The obvious benefit of using this approach is that if you do not have to change the BLoC’s API and thus no change in the UI (Widgets) is needed.

However, there is another approach that kind of breaks the BLoC all Streams contract. It uses methods for actions and getters for state subscribing. It is all made possible by the use of StoreConnector.

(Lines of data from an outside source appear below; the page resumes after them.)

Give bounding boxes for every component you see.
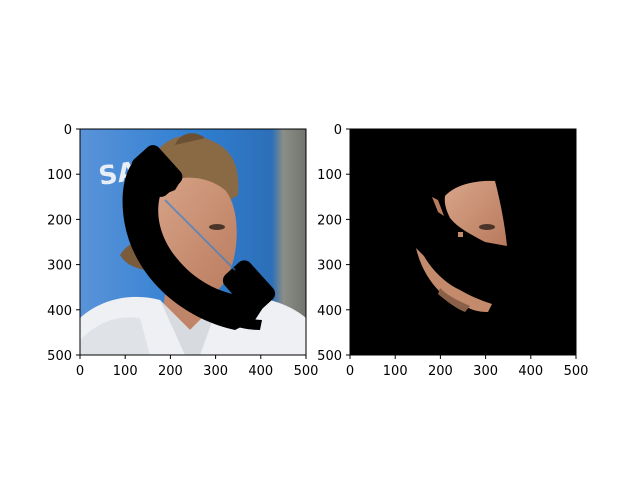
y-tick-label: 400 (317, 304, 342, 319)
y-tick-label: 0 (64, 123, 72, 138)
y-tick-label: 300 (47, 259, 72, 274)
handset-mask (122, 145, 276, 330)
hair (150, 135, 239, 220)
x-tick-label: 0 (346, 364, 354, 379)
x-tick-label: 100 (383, 364, 408, 379)
y-tick-label: 200 (47, 213, 72, 228)
left-image-panel: SA (79, 128, 307, 356)
y-tick-label: 300 (317, 259, 342, 274)
y-tick-label: 0 (334, 123, 342, 138)
y-tick-label: 500 (317, 349, 342, 364)
y-tick-label: 200 (317, 213, 342, 228)
x-tick-label: 400 (518, 364, 543, 379)
face-fragment-eyes (444, 180, 507, 246)
right-axes-frame (349, 128, 577, 356)
x-tick-label: 200 (428, 364, 453, 379)
axis-ticks: 0 100 200 300 400 500 0 100 200 300 400 500 0 100 200 3… (47, 123, 588, 379)
left-axes-frame (79, 128, 307, 356)
y-tick-label: 100 (317, 168, 342, 183)
x-tick-label: 500 (294, 364, 319, 379)
x-tick-label: 400 (248, 364, 273, 379)
y-tick-label: 400 (47, 304, 72, 319)
x-tick-label: 100 (113, 364, 138, 379)
x-tick-label: 300 (203, 364, 228, 379)
x-tick-label: 200 (158, 364, 183, 379)
right-image-panel (349, 128, 577, 356)
y-tick-label: 500 (47, 349, 72, 364)
x-tick-label: 500 (564, 364, 589, 379)
y-tick-label: 100 (47, 168, 72, 183)
x-tick-label: 0 (76, 364, 84, 379)
x-tick-label: 300 (473, 364, 498, 379)
black-background (350, 129, 576, 355)
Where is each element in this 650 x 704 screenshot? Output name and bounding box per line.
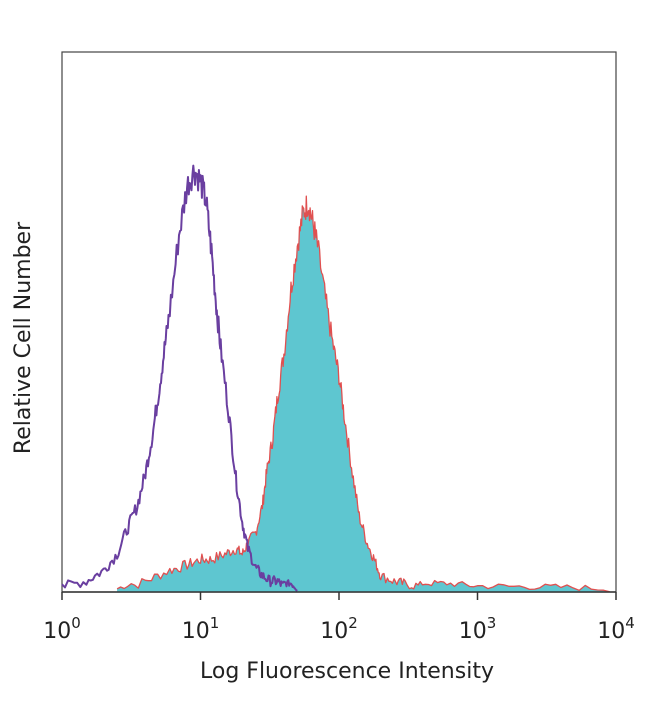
x-tick-label: 100	[43, 614, 81, 644]
histogram-filled-series-line	[116, 195, 610, 593]
histogram-filled-area	[117, 196, 610, 592]
histogram-outline-series	[61, 164, 298, 592]
x-tick-label: 103	[459, 614, 497, 644]
tick-layer: 100 101 102 103 104	[43, 592, 635, 644]
x-tick-label: 104	[597, 614, 635, 644]
x-tick-label: 101	[182, 614, 220, 644]
y-axis-label: Relative Cell Number	[11, 221, 36, 454]
series-layer	[61, 164, 610, 593]
x-axis-label: Log Fluorescence Intensity	[200, 659, 494, 684]
x-tick-label: 102	[320, 614, 358, 644]
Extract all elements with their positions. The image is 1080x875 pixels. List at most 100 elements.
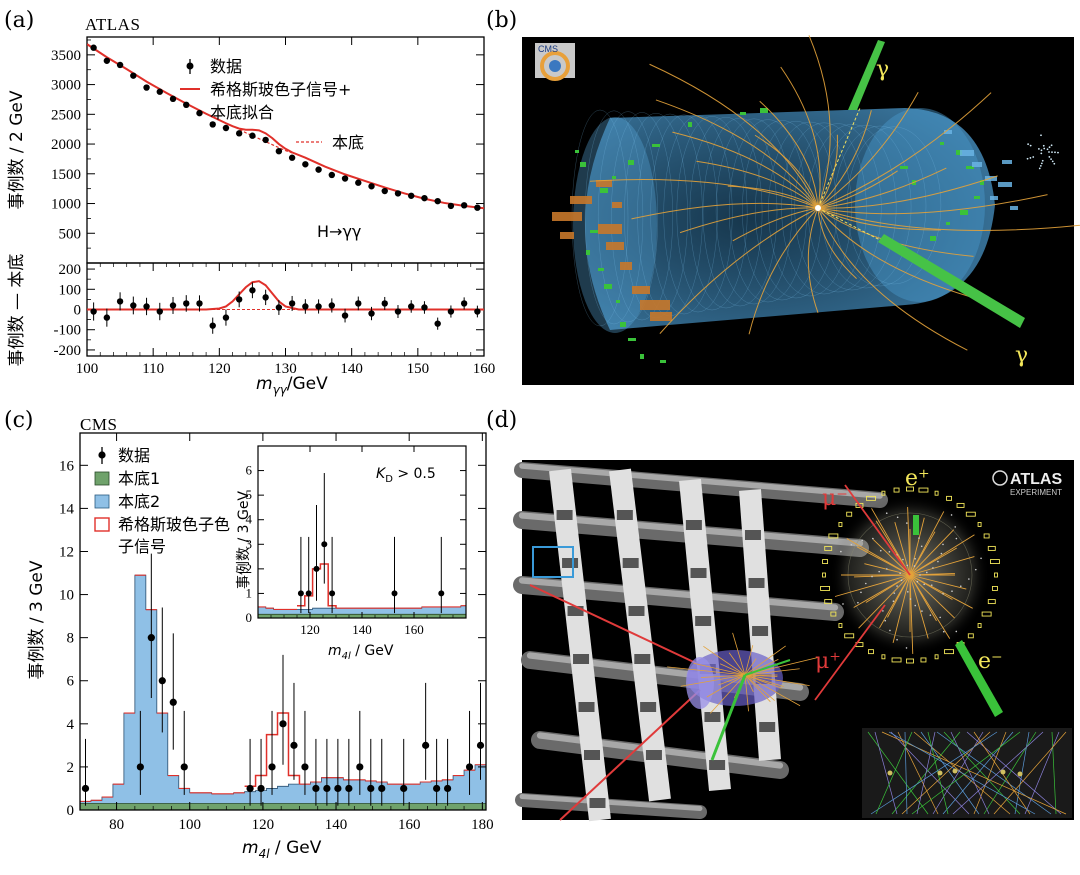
tower [920,657,927,663]
truss-cutout [752,626,769,636]
muon-track-upper [844,484,911,576]
atlas-logo-text: ATLAS [1010,471,1062,488]
inner-track [744,657,818,676]
detector-layer [663,115,733,313]
data-point [268,763,276,771]
em-deposit [600,188,608,193]
data-point-a-main [368,183,375,190]
cms-badge-text: CMS [538,44,558,54]
positron-shower [913,515,919,535]
charged-track [817,110,872,209]
tower [893,487,900,493]
transverse-track [909,574,937,622]
data-point [465,763,474,771]
data-point [279,720,287,728]
data-point-a-main [434,197,441,205]
transverse-track [909,574,914,654]
detector-layer [715,118,793,305]
data-point-a-residual [408,303,415,310]
longitudinal-track [870,731,998,815]
hit [921,610,923,612]
y-tick-label: 3 [246,536,253,551]
x-tick-label: 140 [352,622,372,637]
hadronic-deposit [596,180,612,187]
detector-layers [571,109,942,327]
data-point [313,565,320,572]
hit [902,558,904,561]
legend-c-signal-label-line2: 子信号 [118,537,166,556]
data-point-a-residual [130,302,137,309]
em-deposit [628,338,636,341]
data-point-a-residual [90,308,97,315]
transverse-track [909,572,955,576]
electron-shower [955,640,1003,717]
truss-cutout [645,750,662,760]
forward-hit [1051,160,1054,163]
tower [987,545,996,551]
detector-barrel [585,108,995,330]
data-point [301,763,309,771]
panel-letter-b: (b) [486,8,517,33]
transverse-track [871,508,911,576]
tower [965,511,976,517]
legend-data-marker [186,62,194,70]
hit [893,592,896,594]
transverse-tracks [834,507,982,654]
forward-hit [1042,144,1045,147]
panel-letter-c: (c) [4,408,34,433]
legend-c-bkg2-swatch [94,494,110,509]
longitudinal-track [966,731,1062,815]
charged-track [817,170,898,209]
transverse-track [894,522,911,576]
x-tick-label-a: 130 [274,361,297,377]
transverse-track [909,529,955,576]
signal-histogram [244,712,301,788]
hit [840,550,842,553]
hit [942,543,944,546]
charged-track [817,134,839,209]
photon-label-upper: γ [876,57,889,82]
charged-track [759,100,819,209]
data-point-a-residual [169,302,177,309]
hadronic-deposit [570,196,592,204]
y-tick-label-a-residual: 100 [59,282,82,298]
data-point [321,541,328,548]
longitudinal-track [904,731,908,815]
inner-track [706,674,746,698]
forward-hit [1050,158,1052,161]
calorimeter-towers [820,486,1000,664]
y-tick-label-a-main: 2000 [51,137,81,153]
data-point-a-residual [249,287,256,294]
hit [930,584,933,586]
y-tick-label: 16 [59,458,75,474]
transverse-track [909,531,936,576]
charged-track [817,175,998,209]
truss-cutout [690,568,707,578]
inner-track [728,652,746,676]
hadronic-deposit [552,212,582,221]
longitudinal-track [1051,731,1057,815]
y-tick-label-a-main: 3000 [51,78,81,94]
inner-track [744,674,801,707]
forward-hit [1037,148,1040,150]
data-point [334,784,342,793]
legend-c: 数据 本底1 本底2 希格斯玻色子色 子信号 [94,446,230,556]
tower [934,490,939,496]
background1-histogram [80,803,486,810]
hit [918,537,920,539]
inner-track [719,663,746,676]
em-deposit [940,142,944,145]
truss-cutout [634,654,651,664]
vertex [952,768,958,774]
legend-c-signal-label-line1: 希格斯玻色子色 [118,515,230,534]
y-tick-label-a-residual: -100 [54,323,82,339]
forward-hit [1046,148,1049,151]
detector-layer [650,114,718,315]
transverse-track [909,574,967,590]
hit [955,630,958,633]
detector-layer [597,111,659,323]
hadronic-deposit [620,262,632,270]
y-tick-label: 6 [67,674,75,690]
em-deposit [900,166,908,169]
data-point-a-main [143,84,150,91]
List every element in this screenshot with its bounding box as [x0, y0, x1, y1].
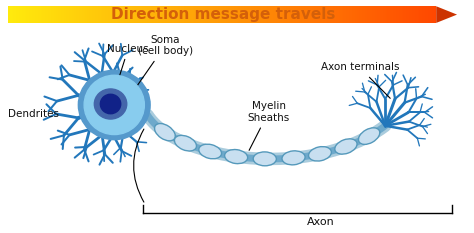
- Text: Soma
(cell body): Soma (cell body): [137, 35, 193, 86]
- Ellipse shape: [155, 123, 175, 141]
- Polygon shape: [436, 6, 457, 23]
- Ellipse shape: [84, 75, 145, 135]
- Ellipse shape: [174, 135, 197, 151]
- Text: Direction message travels: Direction message travels: [111, 7, 335, 22]
- Ellipse shape: [199, 144, 221, 159]
- Ellipse shape: [335, 139, 357, 154]
- Ellipse shape: [78, 70, 150, 140]
- Text: Myelin
Sheaths: Myelin Sheaths: [247, 101, 290, 150]
- Ellipse shape: [358, 128, 380, 144]
- Text: Nucleus: Nucleus: [107, 44, 149, 101]
- Ellipse shape: [309, 147, 331, 161]
- Ellipse shape: [282, 151, 305, 165]
- Ellipse shape: [253, 152, 276, 166]
- Ellipse shape: [100, 94, 121, 114]
- Text: Axon terminals: Axon terminals: [320, 62, 399, 98]
- Ellipse shape: [94, 89, 127, 119]
- Text: Dendrites: Dendrites: [8, 109, 59, 119]
- Ellipse shape: [225, 150, 247, 164]
- Text: Axon: Axon: [307, 216, 335, 226]
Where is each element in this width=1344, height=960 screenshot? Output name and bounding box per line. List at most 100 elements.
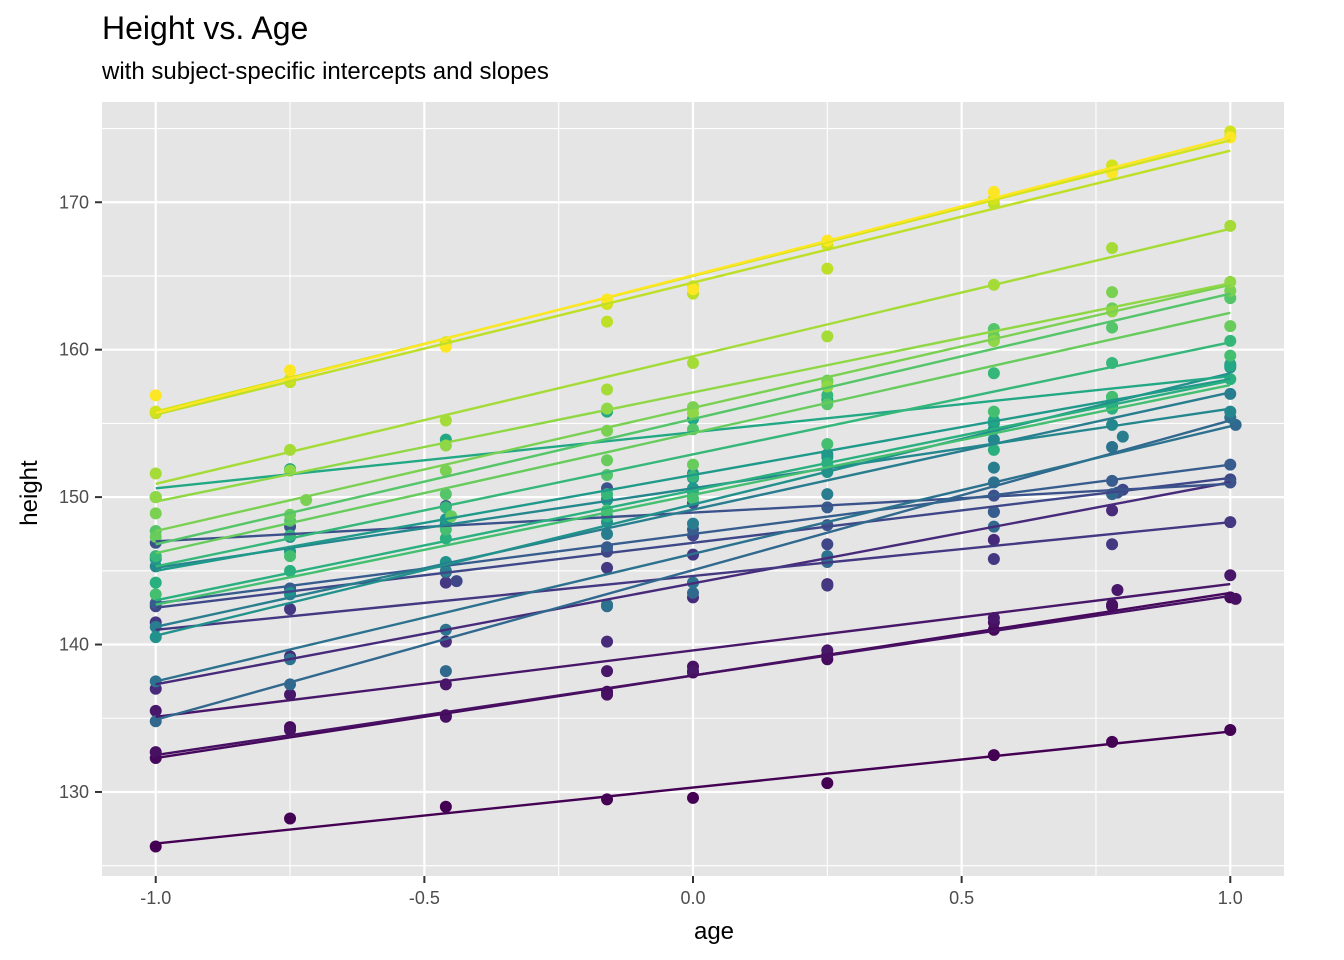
- fit-line: [155, 149, 1231, 416]
- data-point: [1106, 418, 1119, 431]
- data-point: [149, 530, 162, 543]
- data-point: [284, 688, 297, 701]
- data-point: [601, 598, 614, 611]
- x-tick-label: -0.5: [409, 888, 440, 908]
- data-point: [149, 389, 162, 402]
- y-tick-label: 150: [59, 487, 89, 507]
- y-tick-label: 130: [59, 782, 89, 802]
- data-point: [1224, 359, 1237, 372]
- data-point: [601, 561, 614, 574]
- y-tick-label: 140: [59, 635, 89, 655]
- data-point: [1106, 321, 1119, 334]
- data-point: [149, 576, 162, 589]
- data-point: [439, 800, 452, 813]
- data-point: [1229, 592, 1242, 605]
- data-point: [149, 507, 162, 520]
- data-point: [439, 665, 452, 678]
- x-tick-label: 0.0: [680, 888, 705, 908]
- data-point: [601, 541, 614, 554]
- fit-line: [155, 377, 1231, 573]
- data-point: [1224, 334, 1237, 347]
- data-point: [987, 405, 1000, 418]
- data-point: [1111, 583, 1124, 596]
- y-tick-label: 160: [59, 340, 89, 360]
- data-point: [1224, 349, 1237, 362]
- fit-line: [155, 594, 1231, 757]
- data-point: [601, 527, 614, 540]
- data-point: [1106, 538, 1119, 551]
- data-point: [1224, 569, 1237, 582]
- data-point: [149, 631, 162, 644]
- data-point: [687, 356, 699, 369]
- data-point: [987, 612, 1000, 624]
- data-point: [149, 467, 162, 480]
- data-point: [284, 724, 297, 737]
- data-point: [149, 588, 162, 601]
- data-point: [821, 538, 834, 551]
- data-point: [987, 553, 1000, 566]
- x-tick-label: 1.0: [1218, 888, 1243, 908]
- data-point: [987, 461, 1000, 474]
- x-tick-label: -1.0: [140, 888, 171, 908]
- fit-line: [155, 419, 1231, 721]
- data-point: [687, 458, 699, 471]
- data-point: [284, 550, 297, 563]
- fit-line: [155, 341, 1231, 568]
- fit-line: [155, 463, 1231, 605]
- fit-line: [155, 383, 1231, 606]
- data-point: [601, 383, 614, 396]
- fit-line: [155, 476, 1231, 609]
- data-point: [1116, 430, 1129, 443]
- data-point: [439, 414, 452, 427]
- data-point: [687, 283, 699, 296]
- data-point: [1224, 320, 1237, 333]
- data-point: [601, 665, 614, 678]
- data-point: [1224, 387, 1237, 400]
- data-point: [1224, 724, 1237, 737]
- fit-line: [155, 582, 1231, 718]
- y-tick-label: 170: [59, 192, 89, 212]
- data-point: [821, 579, 834, 592]
- fit-line: [155, 311, 1231, 555]
- data-point: [439, 464, 452, 477]
- data-point: [987, 367, 1000, 380]
- data-point: [284, 364, 297, 377]
- fit-line: [155, 425, 1231, 683]
- chart-subtitle: with subject-specific intercepts and slo…: [102, 58, 549, 85]
- data-point: [821, 777, 834, 790]
- data-point: [821, 550, 834, 563]
- fit-line: [155, 730, 1231, 845]
- fit-line: [155, 379, 1231, 602]
- data-point: [987, 533, 1000, 546]
- data-point: [821, 389, 834, 402]
- fit-line: [155, 482, 1231, 543]
- data-point: [1224, 405, 1237, 418]
- data-point: [987, 443, 1000, 456]
- data-point: [821, 330, 834, 343]
- data-point: [687, 791, 699, 804]
- data-point: [821, 262, 834, 275]
- data-point: [1106, 504, 1119, 517]
- fit-line: [155, 292, 1231, 546]
- data-point: [987, 185, 1000, 198]
- fit-line: [155, 407, 1231, 570]
- data-point: [601, 454, 614, 467]
- data-point: [1106, 735, 1119, 748]
- data-point: [687, 407, 699, 420]
- fit-line: [155, 283, 1231, 533]
- fit-line: [155, 391, 1231, 629]
- data-point: [1106, 598, 1119, 611]
- data-point: [284, 812, 297, 825]
- data-point: [687, 517, 699, 530]
- data-point: [1106, 241, 1119, 254]
- data-point: [687, 586, 699, 599]
- data-point: [601, 315, 614, 328]
- data-point: [987, 505, 1000, 518]
- data-point: [821, 438, 834, 451]
- data-point: [601, 688, 614, 701]
- data-point: [284, 603, 297, 616]
- x-tick-label: 0.5: [949, 888, 974, 908]
- fit-line: [155, 282, 1231, 503]
- data-point: [821, 501, 834, 514]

/// The action to be dispatched from the BLoC to the Store
    class IncrementByAction {
      final int value;
      const IncrementByAction(this.value);
    }


    /// The state of the application as it is managed by the Store
    class AppState {
      final int counter;

      const AppState(this.counter);

      factory AppState.initial() => AppState(0);

      AppState incrementBy(int value) => AppState(counter+value);
    }


    final store = new Store<AppState>(
      TypedReducer<AppState, ChangeLocaleAction>((AppState state, IncrementByAction action) => state.incrementBy(action.value)),
      initialState: AppState.initial(),
      middleware: [],
    );


    /// The BLoC acts like a proxy to the store
    class ExampleBloc {
     final Store<AppState> store;

     ExampleBloc(this.store);

      /// To connect the state from the store to the ougoing stream of the BLoC subscribe to store.onChange
      int get counter => this.store.state.counter;
      void incrementBy(int value) {
          store.dispatch(IncrementByAction(value));
      }
    }
    ...
    StoreConnector<AppState, DebtorBloc>(
        converter: (store) => ExampleBloc(store),
        builder: (BuildContext context, ExampleBloc bloc) {
          return FloatingActionButton(
            onPressed: () => exampleBloc.incrementBy(1),
            tooltip: 'Increment By 1',
          );
        }
    )
    ...
    StoreConnector<AppState, DebtorBloc>(
        converter: (store) => ExampleBloc(store),
        builder: (BuildContext context, ExampleBloc bloc) {
          final out = bloc.counter;
          return Text('$out');
        }
    )

The BLoC pattern is a great way to encapsulate business logic and Redux is a great state management paradigm. Combining the two of them can create a clean logic layer in your application, which is going to help you tremendously in creating clean UI code.